How to solve logistics issues when shipping cross-border e-commerce products to Colombia

As the third largest economy in South America, Colombia has a population of nearly 52 million and an online shopping penetration rate of more than 60%. Online sales reached US $15.5 billion in 2023, up 12.58% year-on-year. This market full of potential is attracting the attention of global cross-border e-commerce. However, complex logistics policies, weak infrastructure and cultural differences constitute the core challenges for China sellers to enter the Colombia market.
I. Difficulties in Colombia logistics policy: customs clearance, taxes and fees and the “triple door” of the last kilometer
1. Fragmentation of customs clearance policy and inefficient implementation
Colombia customs is among the strictest in Latin America in terms of supervision of imported goods. According to Colombia Customs Law, all imported goods shall be provided with commercial invoice, packing list, certificate of origin and import license (such as sensitive categories such as drugs and cosmetics). In 2024, a China seller did not clearly mark the material of the goods in the certificate of origin, resulting in a batch of textiles worth US $300,000 staying in the port of Buenaventura for 28 days, and finally completed customs clearance after paying high storage fees.
More troubling, Colombia customs “grey zone” operations are widespread. Some logistics companies avoid customs duties by understating the value of goods, but it is easy to cause seizure of goods. In March 2025, a seller in Shenzhen was fined 50% of the goods value by Colombia Tax Bureau for false declaration of goods value, resulting in a loss of more than US $150,000.
2. Complex tax structure and high hidden costs
Colombia’s import tax system consists of customs duties, value-added taxes (IVA) and excise taxes. Taking electronic products as an example, the tariff rate is usually 10%-20%, and the VAT is unified at 19%(calculated on the basis of value + tariff).
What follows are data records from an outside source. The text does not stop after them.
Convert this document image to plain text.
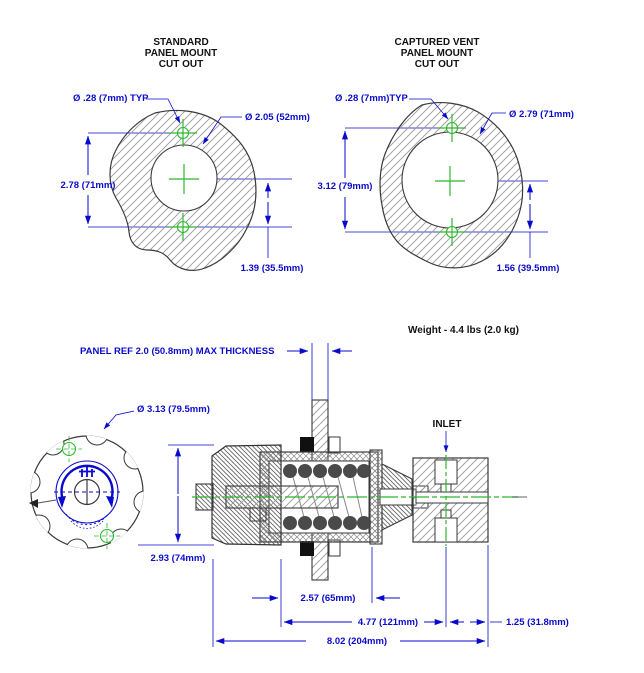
STANDARD
PANEL MOUNT
CUT OUT
2.78 (71mm)
1.39 (35.5mm)
Ø .28 (7mm) TYP
Ø 2.05 (52mm)
CAPTURED VENT
PANEL MOUNT
CUT OUT
3.12 (79mm)
1.56 (39.5mm)
Ø .28 (7mm)TYP
Ø 2.79 (71mm)
Weight - 4.4 lbs (2.0 kg)
PANEL REF 2.0 (50.8mm) MAX THICKNESS
Ø 3.13 (79.5mm)
INLET
2.93 (74mm)
2.57 (65mm)
4.77 (121mm)	1.25 (31.8mm)
8.02 (204mm)
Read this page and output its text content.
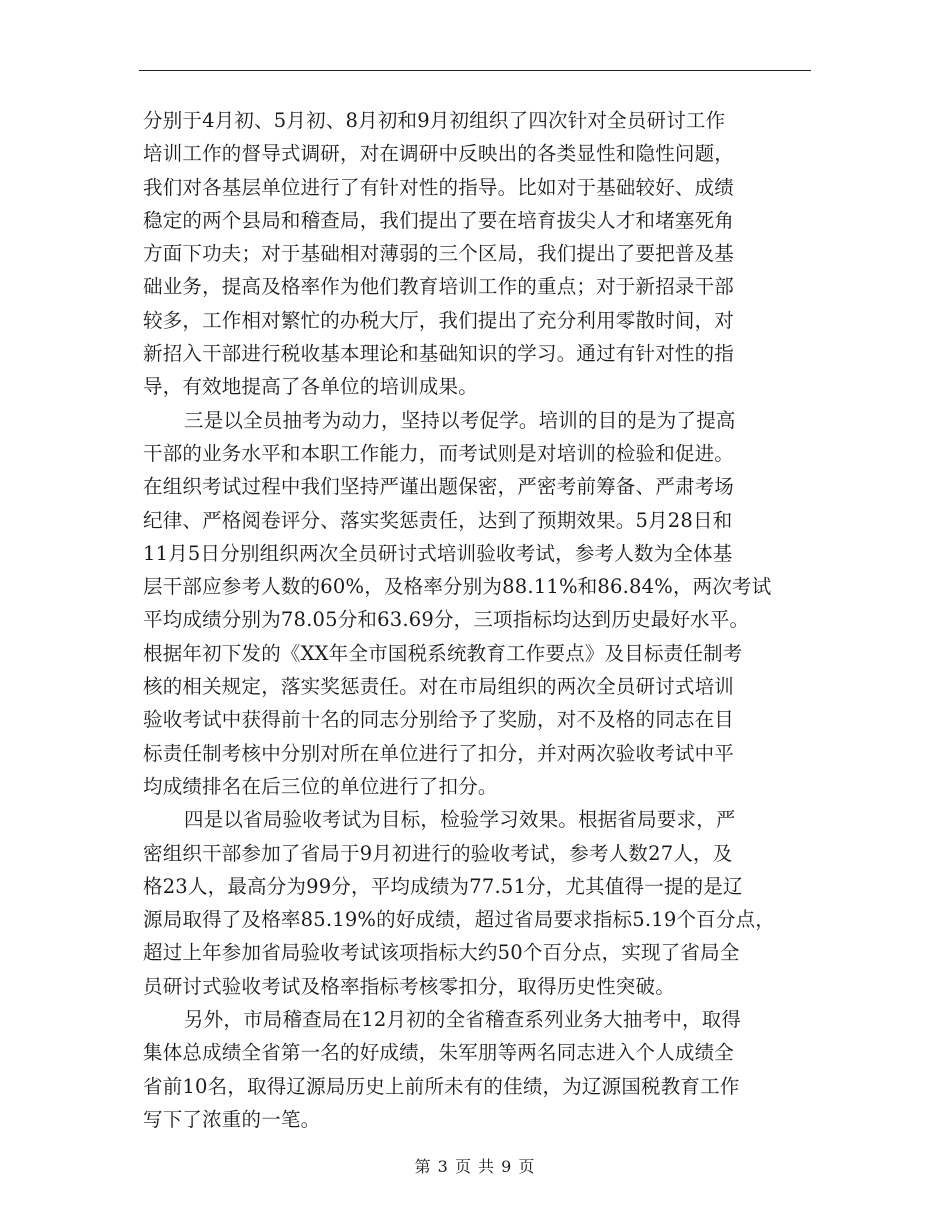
分别于4月初、5月初、8月初和9月初组织了四次针对全员研讨工作
培训工作的督导式调研，对在调研中反映出的各类显性和隐性问题，
我们对各基层单位进行了有针对性的指导。比如对于基础较好、成绩
稳定的两个县局和稽查局，我们提出了要在培育拔尖人才和堵塞死角
方面下功夫；对于基础相对薄弱的三个区局，我们提出了要把普及基
础业务，提高及格率作为他们教育培训工作的重点；对于新招录干部
较多，工作相对繁忙的办税大厅，我们提出了充分利用零散时间，对
新招入干部进行税收基本理论和基础知识的学习。通过有针对性的指
导，有效地提高了各单位的培训成果。
三是以全员抽考为动力，坚持以考促学。培训的目的是为了提高
干部的业务水平和本职工作能力，而考试则是对培训的检验和促进。
在组织考试过程中我们坚持严谨出题保密，严密考前筹备、严肃考场
纪律、严格阅卷评分、落实奖惩责任，达到了预期效果。5月28日和
11月5日分别组织两次全员研讨式培训验收考试，参考人数为全体基
层干部应参考人数的60%，及格率分别为88.11%和86.84%，两次考试
平均成绩分别为78.05分和63.69分，三项指标均达到历史最好水平。
根据年初下发的《XX年全市国税系统教育工作要点》及目标责任制考
核的相关规定，落实奖惩责任。对在市局组织的两次全员研讨式培训
验收考试中获得前十名的同志分别给予了奖励，对不及格的同志在目
标责任制考核中分别对所在单位进行了扣分，并对两次验收考试中平
均成绩排名在后三位的单位进行了扣分。
四是以省局验收考试为目标，检验学习效果。根据省局要求，严
密组织干部参加了省局于9月初进行的验收考试，参考人数27人，及
格23人，最高分为99分，平均成绩为77.51分，尤其值得一提的是辽
源局取得了及格率85.19%的好成绩，超过省局要求指标5.19个百分点，
超过上年参加省局验收考试该项指标大约50个百分点，实现了省局全
员研讨式验收考试及格率指标考核零扣分，取得历史性突破。
另外，市局稽查局在12月初的全省稽查系列业务大抽考中，取得
集体总成绩全省第一名的好成绩，朱军朋等两名同志进入个人成绩全
省前10名，取得辽源局历史上前所未有的佳绩，为辽源国税教育工作
写下了浓重的一笔。
第 3 页 共 9 页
For electronic products with a value of US $100,000, customs duties of US $20,000 and VAT of US $22,800 will be paid, with a total tax of US $42,800, accounting for 42.8% of the value.
In addition, Colombia applies seasonal tariff adjustments to some commodities. In July 2025, in order to protect the local textile industry, the Colombia government temporarily raised the tariff on imported clothing from 15% to 25%, resulting in a surge in costs for a group of China clothing sellers and a sharp drop in profit margins from 25% to 8%.
3. Last mile distribution: geography and infrastructure challenges
Colombia’s terrain is complex and the Andes run through the country, resulting in high distribution costs in remote areas. In the Amazon province, for example, couriers travel through rainforests and mountains, costing $8 per package, three times as much as major cities such as Bogotá. At the same time, the street names in Colombia are chaotic, the coverage rate of GPS positioning system is less than 60%, 15% of packages are returned due to wrong address of a logistics company in 2024, and the return cost accounts for 22% of the order amount.
II. Market opportunity in Colombia: TEMU Y2 mode and “two-wheel drive” of export easy line
1. TEMU Y2 mode: Traffic bonus in semi-managed mode
In 2025, TEMU will introduce Y2 mode into Colombia, allowing sellers to choose their own logistics service providers, and at the same time provide the label of “long-term transportation half-supported goods” to obtain platform search and recommended traffic support. The data shows that the click-through rate of goods marked with this label has increased by 35% and the conversion rate has increased by 22%.
2. Export Easy Colombia Direct Line: Double Clear Package Tax and Full Controllable
Export easy to launch Colombia direct line, integration of Latin American resources, to provide “double clear package tax” service, the line uses self-owned customs clearance team, compliance delivery; at the same time, there is a self-owned tail channel bfe express, the price advantage is greater!

The growth potential of Colombia’s e-commerce market is being constrained by logistics bottlenecks. However, with the implementation of TEMU Y2 mode and export easy line, sellers can reduce logistics cost from 40% to 25% of goods value through policy compliance, resource integration and localization operation, and reduce delivery time from 60 days to 30 days.